Another part of me (that bold confrontational part of La Historiadora de Moda that makes her so hard to deal with sometimes) wants to just put it out there. After all, what’s so embarrassing about caring about clothes? Pretty much everyone wears them, right? Plus, I teach history, and I tend to focus on social and cultural topics, so, for example, I talk about material culture a lot. I also study performance and, in essence, clothing is a costume for performing a role. It can make for a great conversation starter, as both Megarita and one of our readers observed, and it can also make for a fantastic topic of classroom discussion. One term, I put up this bad boy and used it as a springboard for talking about fashion in Spain and its colonies during the seventeenth century.
(Archangel Gabriel with a Matchlock Gun by Salamiel Paxdei, Late seventeenth century, Bolivia)
After all, the Spanish and creoles in the Americas spent significant amounts of their income on displaying that income through clothing. Fashion mattered to my historical subjects -- both male and female -- so why should I be ashamed that it matters to me?

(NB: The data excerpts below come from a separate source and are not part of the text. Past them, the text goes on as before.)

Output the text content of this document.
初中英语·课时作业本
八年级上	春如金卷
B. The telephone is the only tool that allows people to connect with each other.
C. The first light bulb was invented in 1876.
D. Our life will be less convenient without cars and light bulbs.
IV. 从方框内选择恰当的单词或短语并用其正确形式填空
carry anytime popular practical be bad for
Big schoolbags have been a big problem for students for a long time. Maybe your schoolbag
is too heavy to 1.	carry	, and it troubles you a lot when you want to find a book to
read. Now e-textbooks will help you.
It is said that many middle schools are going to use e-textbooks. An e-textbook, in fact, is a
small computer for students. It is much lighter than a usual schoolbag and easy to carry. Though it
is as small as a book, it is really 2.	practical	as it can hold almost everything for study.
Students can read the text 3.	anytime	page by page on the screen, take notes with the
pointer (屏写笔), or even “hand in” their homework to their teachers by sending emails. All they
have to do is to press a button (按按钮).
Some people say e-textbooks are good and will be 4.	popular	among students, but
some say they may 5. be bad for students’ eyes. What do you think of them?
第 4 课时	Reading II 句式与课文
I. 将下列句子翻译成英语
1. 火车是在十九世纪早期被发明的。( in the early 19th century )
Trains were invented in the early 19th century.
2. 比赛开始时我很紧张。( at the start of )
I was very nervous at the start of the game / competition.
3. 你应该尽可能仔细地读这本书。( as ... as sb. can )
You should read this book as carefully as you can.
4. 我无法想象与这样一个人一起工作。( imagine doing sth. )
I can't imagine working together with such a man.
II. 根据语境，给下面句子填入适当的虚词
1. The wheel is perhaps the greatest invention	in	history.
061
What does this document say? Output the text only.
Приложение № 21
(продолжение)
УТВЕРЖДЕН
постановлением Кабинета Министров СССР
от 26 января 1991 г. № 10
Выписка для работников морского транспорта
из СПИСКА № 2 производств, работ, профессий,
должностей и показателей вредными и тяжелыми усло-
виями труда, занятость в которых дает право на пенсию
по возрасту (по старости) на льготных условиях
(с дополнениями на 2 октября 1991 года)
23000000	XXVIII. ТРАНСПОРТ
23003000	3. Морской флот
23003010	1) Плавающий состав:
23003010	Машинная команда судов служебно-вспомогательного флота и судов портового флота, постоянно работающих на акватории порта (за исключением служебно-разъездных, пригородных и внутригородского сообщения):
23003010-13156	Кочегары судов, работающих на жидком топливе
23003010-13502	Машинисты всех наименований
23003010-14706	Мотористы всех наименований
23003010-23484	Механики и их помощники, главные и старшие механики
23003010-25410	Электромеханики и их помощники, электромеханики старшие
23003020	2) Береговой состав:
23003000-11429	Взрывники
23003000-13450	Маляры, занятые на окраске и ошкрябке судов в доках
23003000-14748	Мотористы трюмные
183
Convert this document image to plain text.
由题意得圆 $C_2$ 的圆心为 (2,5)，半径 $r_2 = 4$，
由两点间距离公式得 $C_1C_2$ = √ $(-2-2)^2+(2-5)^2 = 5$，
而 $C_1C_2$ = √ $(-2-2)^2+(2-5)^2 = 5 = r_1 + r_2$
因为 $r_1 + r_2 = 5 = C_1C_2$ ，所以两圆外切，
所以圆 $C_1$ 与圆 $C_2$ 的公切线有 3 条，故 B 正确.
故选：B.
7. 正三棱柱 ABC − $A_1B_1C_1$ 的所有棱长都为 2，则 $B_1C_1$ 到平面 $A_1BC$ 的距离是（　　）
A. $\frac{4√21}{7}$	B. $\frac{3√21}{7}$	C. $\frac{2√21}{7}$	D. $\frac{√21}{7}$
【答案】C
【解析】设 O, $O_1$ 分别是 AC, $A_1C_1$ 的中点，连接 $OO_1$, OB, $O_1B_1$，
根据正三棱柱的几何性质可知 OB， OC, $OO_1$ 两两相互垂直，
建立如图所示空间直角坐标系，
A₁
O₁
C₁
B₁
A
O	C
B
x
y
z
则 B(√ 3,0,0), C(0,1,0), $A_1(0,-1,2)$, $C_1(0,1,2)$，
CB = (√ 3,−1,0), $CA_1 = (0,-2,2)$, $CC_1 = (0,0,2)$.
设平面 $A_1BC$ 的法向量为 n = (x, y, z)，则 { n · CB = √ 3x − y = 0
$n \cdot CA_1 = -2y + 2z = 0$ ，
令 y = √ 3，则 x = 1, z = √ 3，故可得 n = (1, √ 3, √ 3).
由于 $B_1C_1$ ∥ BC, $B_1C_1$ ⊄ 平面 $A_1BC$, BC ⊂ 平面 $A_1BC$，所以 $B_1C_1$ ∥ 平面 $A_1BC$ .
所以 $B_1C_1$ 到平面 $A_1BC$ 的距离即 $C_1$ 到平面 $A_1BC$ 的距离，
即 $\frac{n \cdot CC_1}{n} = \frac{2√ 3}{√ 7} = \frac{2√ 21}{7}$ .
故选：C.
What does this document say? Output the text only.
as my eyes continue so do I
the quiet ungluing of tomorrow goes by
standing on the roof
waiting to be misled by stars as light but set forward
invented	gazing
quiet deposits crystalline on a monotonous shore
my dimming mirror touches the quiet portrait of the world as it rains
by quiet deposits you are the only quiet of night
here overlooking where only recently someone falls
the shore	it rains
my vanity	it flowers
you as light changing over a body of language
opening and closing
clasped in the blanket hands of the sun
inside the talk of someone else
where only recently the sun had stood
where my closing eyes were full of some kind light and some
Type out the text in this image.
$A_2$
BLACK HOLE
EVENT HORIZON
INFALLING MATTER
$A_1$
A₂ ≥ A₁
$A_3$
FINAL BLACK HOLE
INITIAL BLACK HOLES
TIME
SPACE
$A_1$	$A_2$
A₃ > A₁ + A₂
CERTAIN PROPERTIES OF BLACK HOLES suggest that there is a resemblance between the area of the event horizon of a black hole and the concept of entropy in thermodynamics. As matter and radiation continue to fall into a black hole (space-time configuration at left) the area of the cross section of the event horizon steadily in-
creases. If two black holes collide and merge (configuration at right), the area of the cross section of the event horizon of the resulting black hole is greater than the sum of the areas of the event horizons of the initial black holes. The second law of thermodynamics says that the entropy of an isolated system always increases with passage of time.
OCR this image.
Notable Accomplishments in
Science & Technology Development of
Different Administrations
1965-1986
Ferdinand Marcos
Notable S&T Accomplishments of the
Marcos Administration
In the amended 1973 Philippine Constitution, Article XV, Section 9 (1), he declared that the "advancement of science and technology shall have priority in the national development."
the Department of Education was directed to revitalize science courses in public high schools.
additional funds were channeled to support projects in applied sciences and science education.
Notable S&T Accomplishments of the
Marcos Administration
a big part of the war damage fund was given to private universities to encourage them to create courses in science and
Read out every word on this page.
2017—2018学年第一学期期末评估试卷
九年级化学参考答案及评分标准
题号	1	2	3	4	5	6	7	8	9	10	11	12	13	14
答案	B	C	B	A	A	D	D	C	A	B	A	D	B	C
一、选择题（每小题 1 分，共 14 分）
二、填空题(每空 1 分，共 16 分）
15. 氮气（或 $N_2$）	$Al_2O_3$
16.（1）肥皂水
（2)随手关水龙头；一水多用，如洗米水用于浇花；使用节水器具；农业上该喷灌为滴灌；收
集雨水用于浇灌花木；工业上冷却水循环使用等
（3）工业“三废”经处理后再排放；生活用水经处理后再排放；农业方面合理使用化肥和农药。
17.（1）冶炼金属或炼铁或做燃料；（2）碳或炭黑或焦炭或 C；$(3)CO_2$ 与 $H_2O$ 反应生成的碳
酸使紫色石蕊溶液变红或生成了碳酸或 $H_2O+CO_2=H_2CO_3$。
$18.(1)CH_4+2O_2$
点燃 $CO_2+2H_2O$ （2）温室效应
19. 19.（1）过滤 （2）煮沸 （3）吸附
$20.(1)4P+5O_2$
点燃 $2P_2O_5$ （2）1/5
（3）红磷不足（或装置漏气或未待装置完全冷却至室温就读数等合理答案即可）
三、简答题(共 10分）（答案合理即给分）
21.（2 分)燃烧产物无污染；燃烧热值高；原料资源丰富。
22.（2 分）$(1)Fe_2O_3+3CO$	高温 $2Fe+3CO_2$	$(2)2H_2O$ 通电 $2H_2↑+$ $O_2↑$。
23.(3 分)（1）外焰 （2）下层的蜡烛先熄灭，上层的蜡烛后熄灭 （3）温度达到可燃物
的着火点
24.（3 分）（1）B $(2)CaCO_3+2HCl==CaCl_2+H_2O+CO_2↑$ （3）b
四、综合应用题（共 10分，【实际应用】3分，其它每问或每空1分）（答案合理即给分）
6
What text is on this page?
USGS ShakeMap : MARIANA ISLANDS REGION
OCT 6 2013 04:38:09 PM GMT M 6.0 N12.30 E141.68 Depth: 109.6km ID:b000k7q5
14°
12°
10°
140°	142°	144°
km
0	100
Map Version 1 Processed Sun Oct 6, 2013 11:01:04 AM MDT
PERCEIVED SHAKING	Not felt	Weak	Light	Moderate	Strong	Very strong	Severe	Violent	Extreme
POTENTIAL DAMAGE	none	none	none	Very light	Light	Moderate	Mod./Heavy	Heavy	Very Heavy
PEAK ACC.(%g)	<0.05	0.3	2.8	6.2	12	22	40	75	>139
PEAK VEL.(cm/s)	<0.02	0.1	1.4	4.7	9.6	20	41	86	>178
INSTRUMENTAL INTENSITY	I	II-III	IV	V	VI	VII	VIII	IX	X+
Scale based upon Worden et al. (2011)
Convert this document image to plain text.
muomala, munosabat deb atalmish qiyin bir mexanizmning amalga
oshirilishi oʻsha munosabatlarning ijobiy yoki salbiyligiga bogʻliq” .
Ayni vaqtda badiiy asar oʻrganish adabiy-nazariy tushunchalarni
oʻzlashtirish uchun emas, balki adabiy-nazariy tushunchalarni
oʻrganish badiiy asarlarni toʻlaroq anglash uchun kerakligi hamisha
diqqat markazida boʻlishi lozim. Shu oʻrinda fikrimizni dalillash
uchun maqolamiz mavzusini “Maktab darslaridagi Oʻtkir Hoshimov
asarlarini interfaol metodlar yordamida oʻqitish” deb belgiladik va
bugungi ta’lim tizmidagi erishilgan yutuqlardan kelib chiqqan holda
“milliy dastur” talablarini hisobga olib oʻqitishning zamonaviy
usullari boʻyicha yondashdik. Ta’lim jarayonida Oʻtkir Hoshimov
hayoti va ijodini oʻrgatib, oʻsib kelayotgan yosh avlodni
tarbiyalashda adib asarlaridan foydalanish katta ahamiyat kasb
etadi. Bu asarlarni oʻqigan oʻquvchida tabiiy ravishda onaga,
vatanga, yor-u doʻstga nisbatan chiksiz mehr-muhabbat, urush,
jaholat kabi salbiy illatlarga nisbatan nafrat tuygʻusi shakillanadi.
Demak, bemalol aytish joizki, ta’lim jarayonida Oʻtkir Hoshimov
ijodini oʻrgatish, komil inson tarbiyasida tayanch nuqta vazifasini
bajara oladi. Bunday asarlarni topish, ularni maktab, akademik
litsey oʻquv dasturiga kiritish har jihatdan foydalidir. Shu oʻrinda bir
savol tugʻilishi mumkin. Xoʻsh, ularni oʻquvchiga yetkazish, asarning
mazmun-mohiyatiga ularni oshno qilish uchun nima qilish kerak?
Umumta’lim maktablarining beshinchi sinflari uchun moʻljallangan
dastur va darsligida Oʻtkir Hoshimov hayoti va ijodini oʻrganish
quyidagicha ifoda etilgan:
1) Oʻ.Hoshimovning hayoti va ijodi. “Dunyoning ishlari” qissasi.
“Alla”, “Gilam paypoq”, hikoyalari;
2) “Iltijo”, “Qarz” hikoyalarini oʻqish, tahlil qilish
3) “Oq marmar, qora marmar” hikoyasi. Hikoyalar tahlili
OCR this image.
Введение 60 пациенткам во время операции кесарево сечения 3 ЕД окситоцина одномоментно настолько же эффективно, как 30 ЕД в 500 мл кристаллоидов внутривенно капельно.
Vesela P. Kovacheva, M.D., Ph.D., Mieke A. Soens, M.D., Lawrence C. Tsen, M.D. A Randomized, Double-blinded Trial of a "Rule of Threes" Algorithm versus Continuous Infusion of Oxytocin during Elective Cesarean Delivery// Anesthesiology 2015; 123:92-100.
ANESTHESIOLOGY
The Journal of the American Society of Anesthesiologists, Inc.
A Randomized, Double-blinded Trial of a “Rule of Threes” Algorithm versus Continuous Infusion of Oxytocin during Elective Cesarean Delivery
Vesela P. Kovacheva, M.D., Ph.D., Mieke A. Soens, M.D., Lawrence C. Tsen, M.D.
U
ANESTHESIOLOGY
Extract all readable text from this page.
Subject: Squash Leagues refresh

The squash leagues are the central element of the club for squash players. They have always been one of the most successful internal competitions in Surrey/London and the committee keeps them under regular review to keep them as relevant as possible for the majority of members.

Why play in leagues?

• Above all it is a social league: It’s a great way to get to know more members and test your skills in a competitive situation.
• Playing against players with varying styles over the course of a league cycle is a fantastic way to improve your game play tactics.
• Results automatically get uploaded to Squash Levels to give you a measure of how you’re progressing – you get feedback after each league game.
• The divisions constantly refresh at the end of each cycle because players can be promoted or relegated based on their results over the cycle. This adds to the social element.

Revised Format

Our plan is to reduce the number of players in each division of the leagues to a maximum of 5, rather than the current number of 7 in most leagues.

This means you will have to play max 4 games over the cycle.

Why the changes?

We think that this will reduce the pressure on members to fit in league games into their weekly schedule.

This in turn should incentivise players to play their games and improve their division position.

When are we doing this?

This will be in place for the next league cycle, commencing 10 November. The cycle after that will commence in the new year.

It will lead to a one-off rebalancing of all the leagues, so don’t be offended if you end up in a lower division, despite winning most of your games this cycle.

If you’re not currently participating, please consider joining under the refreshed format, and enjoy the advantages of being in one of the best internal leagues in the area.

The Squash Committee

Yet that niggling fear remains. I have already accepted the perils of fashion, so I should at least be aware of the perils of blogging about it. There is always the chance that other academics will take me less seriously for caring about clothes and jewelry and shoes. There is always the chance that this blog will keep me from getting that job at Klaxon U. It probably isn't any more dangerous than having a facebook page or too many hot peppers on ratemyprofessors. But.... In the end, my compromise is to blog as La Historiadora de Moda, to be prepared for the hopefully remote possibility that someone might ask me about it at a job interview, and to be dressed in a way that makes me feel like a confident and fashionable academic if that possibility becomes a reality so that I can argue my position.